Quill manages this blog. Ghost drafts posts (you’re reading one now), Sentinel reviews them, publishing moves the file to src/content/. Quill knows my writing voice, my editorial standards, my kill list. Quill does not know about my workout streak or my AI briefing topics. Those would be noise in the drafting context.

Scout handles deep research: multi-step web tasks, document synthesis, the kind of thing that takes 10 tool calls and 20 minutes to complete. Send it a company name and a question, get back a structured memo. Scout is also the most unfinished of the four — the memory layer isn’t wired up the way Babi’s is yet. That one gets its own post.

What the upstream merge gave me was the building blocks (per-group containers with synthetic JIDs, already part of NanoClaw’s multi-channel infrastructure). I didn’t build isolation from scratch. I used the existing structure to finish the architecture I’d been trying to build.

The pattern also isn’t locked to NanoClaw. If I ever need to swap the underlying framework, each agent is a self-contained Claude Code project that happens to receive tasks from a queue. The queue implementation changes, the agents don’t. That matters because NanoClaw is still actively developed by a team building for many people, and I’m building for one. Those two things will keep getting out of sync.

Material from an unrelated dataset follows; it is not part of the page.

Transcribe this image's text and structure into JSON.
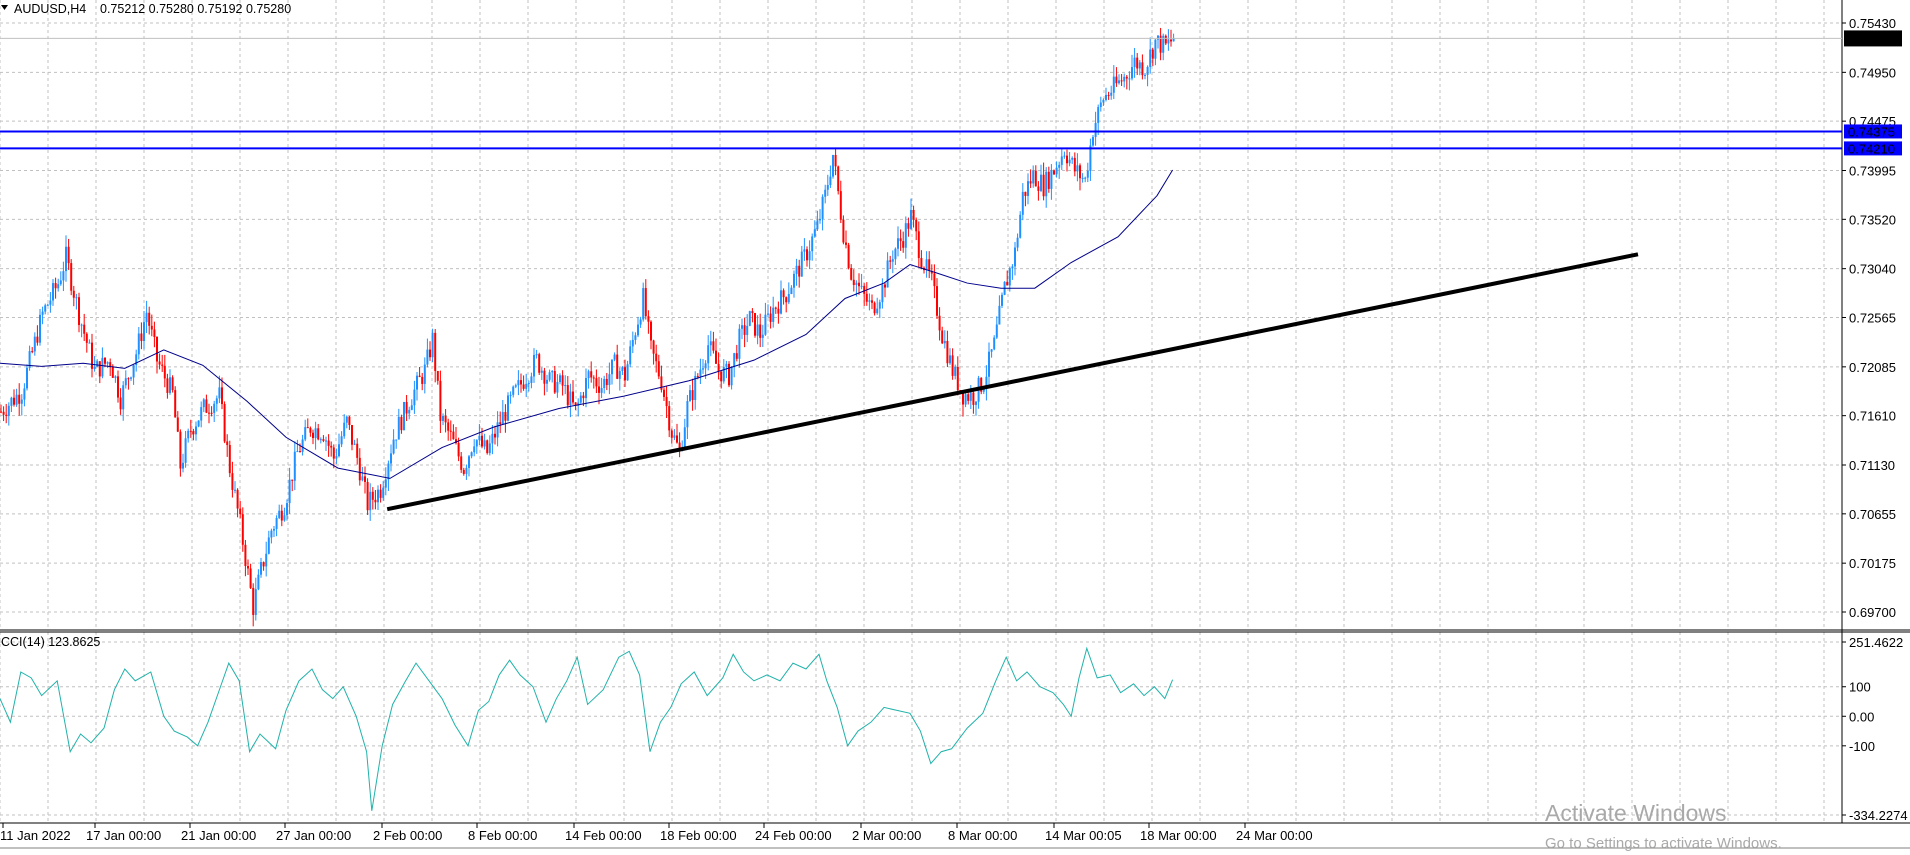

The isolation is what makes the whole thing maintainable. Changes to Babi don’t touch Radar. New skills in Scout don’t pollute Quill’s context. Each agent evolves on its own schedule, against its own scope. I can overhaul the workout logging logic without thinking about whether it breaks the briefing pipeline.

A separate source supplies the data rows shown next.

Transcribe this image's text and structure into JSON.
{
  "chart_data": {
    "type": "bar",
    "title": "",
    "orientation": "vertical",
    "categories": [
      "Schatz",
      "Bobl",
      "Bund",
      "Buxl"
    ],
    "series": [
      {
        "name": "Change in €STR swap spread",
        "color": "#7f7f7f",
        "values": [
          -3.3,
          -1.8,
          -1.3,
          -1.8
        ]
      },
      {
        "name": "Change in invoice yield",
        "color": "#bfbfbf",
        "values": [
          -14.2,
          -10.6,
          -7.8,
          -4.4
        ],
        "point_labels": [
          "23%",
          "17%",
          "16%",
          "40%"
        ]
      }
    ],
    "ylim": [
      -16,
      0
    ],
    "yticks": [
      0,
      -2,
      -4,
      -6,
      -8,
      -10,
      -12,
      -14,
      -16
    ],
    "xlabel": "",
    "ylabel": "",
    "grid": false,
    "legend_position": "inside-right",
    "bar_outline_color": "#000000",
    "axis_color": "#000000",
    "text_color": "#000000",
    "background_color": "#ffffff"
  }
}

What I keep coming back to is how much cleaner everything feels now. Debugging Babi doesn’t require holding the whole system in my head. Adding a skill to Quill doesn’t make me nervous about Radar. The containers are simple. The interfaces are explicit. For the first time since I started building this, the architecture matches the mental model — and for a system built for one person, that’s not a nice-to-have: the structure has to reflect how one person thinks, not how a team would divide the work.